You also mentioned a lawyer in your other post. So are you saying
Tom should have sued his father? On what grounds? It isn't actually
illegal to abandon your spouse, you know. He could maybe have gotten
18 years of child support and some mental distress, but that's it.
And that wouldn't have touched the older generation of Riddles at
all.
Or maybe you're thinking blackmail. Well, remember, Tom Jr. can't
expose Tom Sr. to the muggle world because of the wizarding angle.
And, since Tom Sr. is a muggle living in a muggle world, he would be
unlikely to care what the WW thinks of him.
Sergeant Majorette:
> And did his mother die as a direct result of abandonment? "My
mother died just after I was born, sir. They told me at the orphanage
she lived just long enough to name me..." Okay, septic shock, but a
> broken heart? We don't buy it in the ballet Giselle and we don't
buy it in a witch with the blood of the great Salazar Slytherin.
>
> And was abandonment *less* or *more* common back then? I'd be
willing to bet that orphanage placement was standard procedure for
the children of abandoned wives, wayward girls and other fallen women.
Erin:
Less, definitely less, because the stigma was greater. Ok, it might
have been more common for abandoned mothers to place their babies in
orphanages, but overall abandonment was much less.
And as for why exactly she died... it almost doesn't matter. What
matters to Tom is that it is his father's fault he was placed in the
orphanage he hates so much. If his mother had lived and still placed
him there, then probably his anger would have encompassed the both of
them, and he would have taken revenge on both.

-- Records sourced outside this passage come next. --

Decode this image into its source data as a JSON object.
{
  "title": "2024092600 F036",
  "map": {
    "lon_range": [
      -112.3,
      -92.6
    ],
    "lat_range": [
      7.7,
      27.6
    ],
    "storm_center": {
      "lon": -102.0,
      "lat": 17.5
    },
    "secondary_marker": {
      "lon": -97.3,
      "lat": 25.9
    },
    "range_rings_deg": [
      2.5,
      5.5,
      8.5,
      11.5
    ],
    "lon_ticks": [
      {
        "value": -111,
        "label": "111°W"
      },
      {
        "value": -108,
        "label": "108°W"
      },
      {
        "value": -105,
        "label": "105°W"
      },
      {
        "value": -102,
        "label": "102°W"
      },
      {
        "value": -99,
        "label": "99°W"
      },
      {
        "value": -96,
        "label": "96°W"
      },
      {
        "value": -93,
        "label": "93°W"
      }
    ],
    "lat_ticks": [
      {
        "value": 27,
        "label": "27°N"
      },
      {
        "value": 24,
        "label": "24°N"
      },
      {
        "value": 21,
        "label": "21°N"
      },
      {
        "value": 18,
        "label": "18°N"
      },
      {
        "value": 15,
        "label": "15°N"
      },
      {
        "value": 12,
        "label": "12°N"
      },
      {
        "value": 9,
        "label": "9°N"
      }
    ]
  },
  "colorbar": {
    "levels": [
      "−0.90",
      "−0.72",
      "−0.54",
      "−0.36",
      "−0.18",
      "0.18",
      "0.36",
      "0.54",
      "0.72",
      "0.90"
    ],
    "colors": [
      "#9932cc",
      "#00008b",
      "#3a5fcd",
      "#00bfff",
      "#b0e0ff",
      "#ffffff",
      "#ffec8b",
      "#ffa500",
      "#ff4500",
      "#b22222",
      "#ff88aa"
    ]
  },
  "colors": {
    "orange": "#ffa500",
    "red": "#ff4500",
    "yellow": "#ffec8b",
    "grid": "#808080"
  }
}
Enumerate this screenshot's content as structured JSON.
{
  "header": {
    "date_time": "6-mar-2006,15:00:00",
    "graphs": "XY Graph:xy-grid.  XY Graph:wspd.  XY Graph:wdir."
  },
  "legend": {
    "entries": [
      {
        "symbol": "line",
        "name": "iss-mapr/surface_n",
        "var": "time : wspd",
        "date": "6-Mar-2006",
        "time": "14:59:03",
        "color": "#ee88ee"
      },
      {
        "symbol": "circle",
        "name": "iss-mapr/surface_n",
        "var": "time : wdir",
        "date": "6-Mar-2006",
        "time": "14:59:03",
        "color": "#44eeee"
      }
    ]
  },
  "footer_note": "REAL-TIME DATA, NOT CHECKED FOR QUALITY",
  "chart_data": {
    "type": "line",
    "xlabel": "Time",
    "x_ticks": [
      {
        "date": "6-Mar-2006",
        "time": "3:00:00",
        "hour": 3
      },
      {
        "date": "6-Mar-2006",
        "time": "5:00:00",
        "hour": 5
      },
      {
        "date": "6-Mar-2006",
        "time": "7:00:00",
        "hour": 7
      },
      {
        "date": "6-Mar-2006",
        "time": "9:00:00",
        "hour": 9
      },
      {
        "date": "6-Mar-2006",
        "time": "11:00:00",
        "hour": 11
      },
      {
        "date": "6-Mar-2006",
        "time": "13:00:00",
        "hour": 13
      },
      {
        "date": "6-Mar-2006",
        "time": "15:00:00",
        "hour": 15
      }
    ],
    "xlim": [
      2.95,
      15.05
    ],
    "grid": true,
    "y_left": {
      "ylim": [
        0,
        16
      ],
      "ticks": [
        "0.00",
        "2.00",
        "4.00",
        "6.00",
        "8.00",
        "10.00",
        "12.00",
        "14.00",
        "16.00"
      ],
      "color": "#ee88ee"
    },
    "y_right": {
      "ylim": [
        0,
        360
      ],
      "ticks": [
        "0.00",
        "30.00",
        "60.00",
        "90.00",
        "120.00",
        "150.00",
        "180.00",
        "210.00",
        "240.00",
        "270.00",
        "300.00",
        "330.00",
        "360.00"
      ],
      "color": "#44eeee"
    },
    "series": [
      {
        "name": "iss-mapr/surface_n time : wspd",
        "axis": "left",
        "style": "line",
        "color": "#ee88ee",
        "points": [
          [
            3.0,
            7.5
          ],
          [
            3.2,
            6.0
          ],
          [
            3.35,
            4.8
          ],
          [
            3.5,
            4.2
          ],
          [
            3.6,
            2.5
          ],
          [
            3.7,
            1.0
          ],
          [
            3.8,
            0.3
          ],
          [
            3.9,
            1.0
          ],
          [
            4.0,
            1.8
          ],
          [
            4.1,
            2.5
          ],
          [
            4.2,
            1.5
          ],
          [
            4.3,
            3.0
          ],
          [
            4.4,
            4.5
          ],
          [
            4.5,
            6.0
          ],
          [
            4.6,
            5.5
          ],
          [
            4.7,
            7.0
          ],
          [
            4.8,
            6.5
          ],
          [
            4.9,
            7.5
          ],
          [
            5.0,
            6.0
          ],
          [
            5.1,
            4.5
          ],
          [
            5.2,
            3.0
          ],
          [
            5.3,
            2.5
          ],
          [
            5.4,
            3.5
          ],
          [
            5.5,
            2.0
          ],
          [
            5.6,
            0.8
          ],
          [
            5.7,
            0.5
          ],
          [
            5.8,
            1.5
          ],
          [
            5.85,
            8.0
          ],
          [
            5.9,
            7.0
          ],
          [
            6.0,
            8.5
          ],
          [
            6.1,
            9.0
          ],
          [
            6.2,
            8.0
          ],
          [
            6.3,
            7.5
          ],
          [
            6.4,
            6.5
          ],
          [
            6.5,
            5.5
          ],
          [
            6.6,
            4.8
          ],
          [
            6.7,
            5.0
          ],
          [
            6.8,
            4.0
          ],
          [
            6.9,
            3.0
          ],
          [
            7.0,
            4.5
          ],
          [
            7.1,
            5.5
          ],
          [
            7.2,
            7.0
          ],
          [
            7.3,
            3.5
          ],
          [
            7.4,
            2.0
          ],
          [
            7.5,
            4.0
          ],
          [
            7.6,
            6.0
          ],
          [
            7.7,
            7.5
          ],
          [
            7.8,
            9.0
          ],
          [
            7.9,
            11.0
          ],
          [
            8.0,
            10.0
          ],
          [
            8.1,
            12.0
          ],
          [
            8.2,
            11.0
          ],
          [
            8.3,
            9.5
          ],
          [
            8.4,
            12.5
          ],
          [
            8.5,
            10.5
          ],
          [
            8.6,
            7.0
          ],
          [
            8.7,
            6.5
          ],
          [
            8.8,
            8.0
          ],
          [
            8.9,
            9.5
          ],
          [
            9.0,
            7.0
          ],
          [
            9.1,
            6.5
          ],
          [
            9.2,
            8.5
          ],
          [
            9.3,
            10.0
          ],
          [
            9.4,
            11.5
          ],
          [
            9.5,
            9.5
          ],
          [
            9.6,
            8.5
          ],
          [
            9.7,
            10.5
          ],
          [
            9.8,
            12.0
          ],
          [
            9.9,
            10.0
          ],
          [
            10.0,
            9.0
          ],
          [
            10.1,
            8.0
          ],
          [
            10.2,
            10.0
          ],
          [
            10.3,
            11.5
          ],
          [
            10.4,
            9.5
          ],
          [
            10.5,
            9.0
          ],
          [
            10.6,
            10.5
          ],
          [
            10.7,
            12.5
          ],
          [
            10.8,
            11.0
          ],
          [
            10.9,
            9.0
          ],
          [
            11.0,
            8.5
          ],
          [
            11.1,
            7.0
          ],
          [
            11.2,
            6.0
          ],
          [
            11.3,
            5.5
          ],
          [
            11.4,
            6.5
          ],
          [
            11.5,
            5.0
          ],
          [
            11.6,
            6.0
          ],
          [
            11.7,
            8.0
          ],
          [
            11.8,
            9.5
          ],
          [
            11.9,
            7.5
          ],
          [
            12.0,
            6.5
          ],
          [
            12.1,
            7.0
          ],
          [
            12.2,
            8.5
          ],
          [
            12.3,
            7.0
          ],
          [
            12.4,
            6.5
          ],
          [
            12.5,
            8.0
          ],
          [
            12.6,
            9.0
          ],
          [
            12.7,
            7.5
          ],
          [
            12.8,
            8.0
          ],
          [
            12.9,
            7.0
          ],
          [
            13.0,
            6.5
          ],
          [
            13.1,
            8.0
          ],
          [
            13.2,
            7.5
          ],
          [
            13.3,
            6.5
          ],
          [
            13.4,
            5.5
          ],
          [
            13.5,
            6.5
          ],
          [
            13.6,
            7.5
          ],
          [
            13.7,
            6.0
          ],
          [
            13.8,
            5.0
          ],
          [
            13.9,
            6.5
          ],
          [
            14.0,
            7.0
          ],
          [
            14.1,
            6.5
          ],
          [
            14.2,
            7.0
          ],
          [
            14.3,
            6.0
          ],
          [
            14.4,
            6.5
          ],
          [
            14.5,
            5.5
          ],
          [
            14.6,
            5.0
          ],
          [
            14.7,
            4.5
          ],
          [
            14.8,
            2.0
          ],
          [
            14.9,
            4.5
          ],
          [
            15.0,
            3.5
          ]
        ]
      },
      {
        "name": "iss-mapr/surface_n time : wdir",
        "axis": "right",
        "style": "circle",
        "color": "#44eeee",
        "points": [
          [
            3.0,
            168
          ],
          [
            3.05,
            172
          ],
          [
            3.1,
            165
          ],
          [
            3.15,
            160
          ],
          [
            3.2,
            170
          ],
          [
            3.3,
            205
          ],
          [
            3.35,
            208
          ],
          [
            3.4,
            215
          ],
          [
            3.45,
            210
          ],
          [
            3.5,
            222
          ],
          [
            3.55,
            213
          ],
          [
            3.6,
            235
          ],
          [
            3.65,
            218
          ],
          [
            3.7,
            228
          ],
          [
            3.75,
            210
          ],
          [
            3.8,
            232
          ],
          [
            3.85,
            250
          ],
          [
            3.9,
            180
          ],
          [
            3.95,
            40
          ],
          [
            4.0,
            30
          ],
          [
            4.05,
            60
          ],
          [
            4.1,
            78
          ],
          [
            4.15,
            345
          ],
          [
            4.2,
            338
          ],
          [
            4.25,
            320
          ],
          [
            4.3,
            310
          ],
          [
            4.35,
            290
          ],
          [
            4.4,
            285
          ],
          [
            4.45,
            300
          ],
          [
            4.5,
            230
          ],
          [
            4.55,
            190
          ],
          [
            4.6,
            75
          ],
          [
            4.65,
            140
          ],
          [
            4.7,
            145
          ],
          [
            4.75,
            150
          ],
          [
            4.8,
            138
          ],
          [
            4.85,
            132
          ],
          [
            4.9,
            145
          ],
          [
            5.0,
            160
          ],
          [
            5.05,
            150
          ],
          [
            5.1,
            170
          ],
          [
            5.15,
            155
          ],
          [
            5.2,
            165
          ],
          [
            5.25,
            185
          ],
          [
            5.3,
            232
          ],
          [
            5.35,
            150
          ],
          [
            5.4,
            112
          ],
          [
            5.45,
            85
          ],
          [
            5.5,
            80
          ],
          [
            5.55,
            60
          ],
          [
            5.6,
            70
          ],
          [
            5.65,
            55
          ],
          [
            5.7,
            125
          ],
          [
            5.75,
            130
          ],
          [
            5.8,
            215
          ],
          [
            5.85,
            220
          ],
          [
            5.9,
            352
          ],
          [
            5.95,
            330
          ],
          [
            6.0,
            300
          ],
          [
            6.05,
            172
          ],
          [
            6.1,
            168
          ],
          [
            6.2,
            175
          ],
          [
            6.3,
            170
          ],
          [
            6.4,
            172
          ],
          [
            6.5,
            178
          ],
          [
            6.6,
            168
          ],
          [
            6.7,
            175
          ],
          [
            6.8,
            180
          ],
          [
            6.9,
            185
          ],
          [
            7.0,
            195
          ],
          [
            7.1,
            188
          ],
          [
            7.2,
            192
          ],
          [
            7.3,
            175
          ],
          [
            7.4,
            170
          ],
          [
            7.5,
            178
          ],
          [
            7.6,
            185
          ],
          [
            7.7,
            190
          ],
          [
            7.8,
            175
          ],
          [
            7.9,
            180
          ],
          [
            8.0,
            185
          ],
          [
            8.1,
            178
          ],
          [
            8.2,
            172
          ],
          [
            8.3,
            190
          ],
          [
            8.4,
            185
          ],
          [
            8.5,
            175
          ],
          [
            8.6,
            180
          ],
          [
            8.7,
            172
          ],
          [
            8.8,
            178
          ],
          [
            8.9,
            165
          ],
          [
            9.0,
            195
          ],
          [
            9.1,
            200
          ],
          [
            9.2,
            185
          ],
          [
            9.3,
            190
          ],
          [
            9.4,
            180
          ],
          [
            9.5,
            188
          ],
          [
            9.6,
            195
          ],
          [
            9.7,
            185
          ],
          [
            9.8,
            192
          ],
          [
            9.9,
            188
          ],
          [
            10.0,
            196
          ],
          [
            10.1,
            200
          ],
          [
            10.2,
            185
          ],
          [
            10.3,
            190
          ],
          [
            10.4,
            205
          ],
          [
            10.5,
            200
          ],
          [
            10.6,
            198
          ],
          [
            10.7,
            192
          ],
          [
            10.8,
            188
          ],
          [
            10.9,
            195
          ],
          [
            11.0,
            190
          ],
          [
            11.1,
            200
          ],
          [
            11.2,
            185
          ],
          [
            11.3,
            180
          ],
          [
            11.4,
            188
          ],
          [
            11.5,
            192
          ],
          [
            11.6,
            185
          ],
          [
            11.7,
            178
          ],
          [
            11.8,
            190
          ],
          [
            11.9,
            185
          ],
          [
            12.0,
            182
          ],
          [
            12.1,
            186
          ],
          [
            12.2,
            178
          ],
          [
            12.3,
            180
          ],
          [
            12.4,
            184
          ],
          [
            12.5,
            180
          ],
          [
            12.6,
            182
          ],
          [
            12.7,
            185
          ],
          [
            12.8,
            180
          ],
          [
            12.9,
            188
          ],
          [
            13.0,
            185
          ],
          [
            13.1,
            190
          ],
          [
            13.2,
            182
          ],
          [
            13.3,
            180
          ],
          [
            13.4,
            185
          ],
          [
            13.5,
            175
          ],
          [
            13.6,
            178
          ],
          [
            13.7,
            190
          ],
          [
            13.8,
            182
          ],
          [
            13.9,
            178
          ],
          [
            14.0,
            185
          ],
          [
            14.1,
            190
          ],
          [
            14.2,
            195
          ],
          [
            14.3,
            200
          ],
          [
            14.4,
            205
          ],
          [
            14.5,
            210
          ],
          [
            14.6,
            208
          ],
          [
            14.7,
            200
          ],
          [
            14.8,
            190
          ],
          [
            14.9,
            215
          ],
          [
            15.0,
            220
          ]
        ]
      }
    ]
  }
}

> Tom Riddle is *insane*. And the Quibbler is a tabloid...
Erin:
Insane, huh? So you think that when Harry catches him, they should
spare him the Dementor's kiss or AK, and instead give him a nice cozy
bed in St. Mungo's? I disagree. The level of planning and
organization in Tom's evil empire is evidence of sanity, as is the
large number of followers he gained. Just because he doesn't have
the same moral standards as you is no reason to label him as "of
unsound mind".
As for the Quibbler... first, we don't know for sure that it was even
around back then. If Luna's dad founded it, it probably wasn't. But
a wizarding paper wouldn't have worked regardless. As I pointed out
earlier, Tom Sr. was a muggle. He wouldn't have cared what the WW
thought of him. And also, have you forgotten Voldemort didn't want
his followers to know he was of mixed birth? He was hardly going to
broadcast it all over Britain. His father could have been killed to
dispose of the evidence as much as for revenge.